The Alternate Diwali

I woke up today with the hustle bustle downstairs, with aunty (landlady) shooting orders to everyone for cleaning up every inch of her house. This is a perennial activity which starts a week after Durga Pooja celebrations, end. The month of November marks the change in climate with the clear sky losing heat especially during evenings and mornings. People use up the afternoon heat and all the space available on balconies and rooftops to deodorise the stored blankets and sweaters. Everyone is in a tidiness frenzy, the stored tiny led lights dance on window panes and open house tops. Children are excited with the prospects of lashings of sweets, new clothes and loudest of crackers brought at home by doting parents. 

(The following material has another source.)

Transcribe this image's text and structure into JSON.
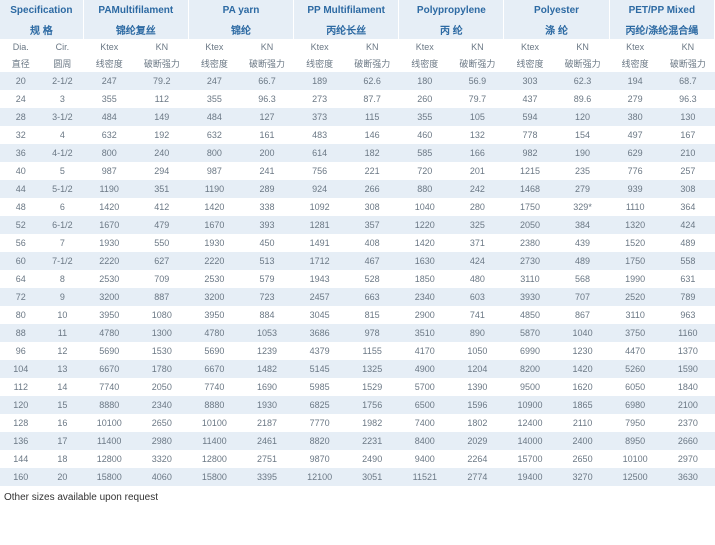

I for one, don’t feel the same this year. I have been studying things around more keenly these days. Like the road I cross everyday which was dilapidated a year ago, now its worse. I see the people living next to it, with a huge drain as their neighbour, interacting with the only source of drinking water. Everyday while I drive by to office, crossing this locality, I notice a few children on the drain defecating, women close by getting water for cooking purpose and men trying to sweep off the coal dust from near their houses (lighted last night probably to keep their plastic clad roofs warm) into the drain. Everything ends into the crumbly drain, which might just have given up yesterday from the copious waste pushed into it everyday. And did I mention, this place had a huge community dustbin, municipality people collected garbage (non segregated) from all nearby houses and discarded it here. It (community dustbin) kinda disappeared overnight, but the municipality humdrum continues the same way, each day, without change. 

I live in Ranchi, capital city of Jharkhand and there are numerous such localities which have sprouted along side residential areas in the city. These places don’t have potable source of drinking water or closed defecation areas (toilets). Tribal legion state is one of the newest, has suffered unstable government and has humungous poverty quotient. 45% children drop out of schools before they are 14 years old. Malnutrition is at peak and women and children suffering with anaemia is highest in the country. 93% of the population defecates openly and knowledge level on hand washing is miniscule. When I witness this around, cleaning my already spotless home and wasting water on washing stairs and roof seems futile. 

Imputation and tea time gossip on the issues are done by all and everywhere, I request all to do their part this Diwali for our city. Lets make our cities healthier and brighter. Lets gift the knowledge of health & nutrition which would help changing lives instead of sweets (which might just change the blood glucose levels for a while). 


I wish to light up Diwali for those little kids this year, facilitate a cleaning exercise, mobilising the NGO volunteers to make a cleaner space available around the kids to crawl. Donation of soap boxes and some blankets. Sanitation campaign sprawled across the country needs to lift the blind eye to where its needed most, we need to open the blinds and help our government, help them in making our city cleaner this year. Nutrition smiles where hygiene is present and visa versa, let us make this Diwali count. Lets make a difference, lets alter the Diwali a healthy way.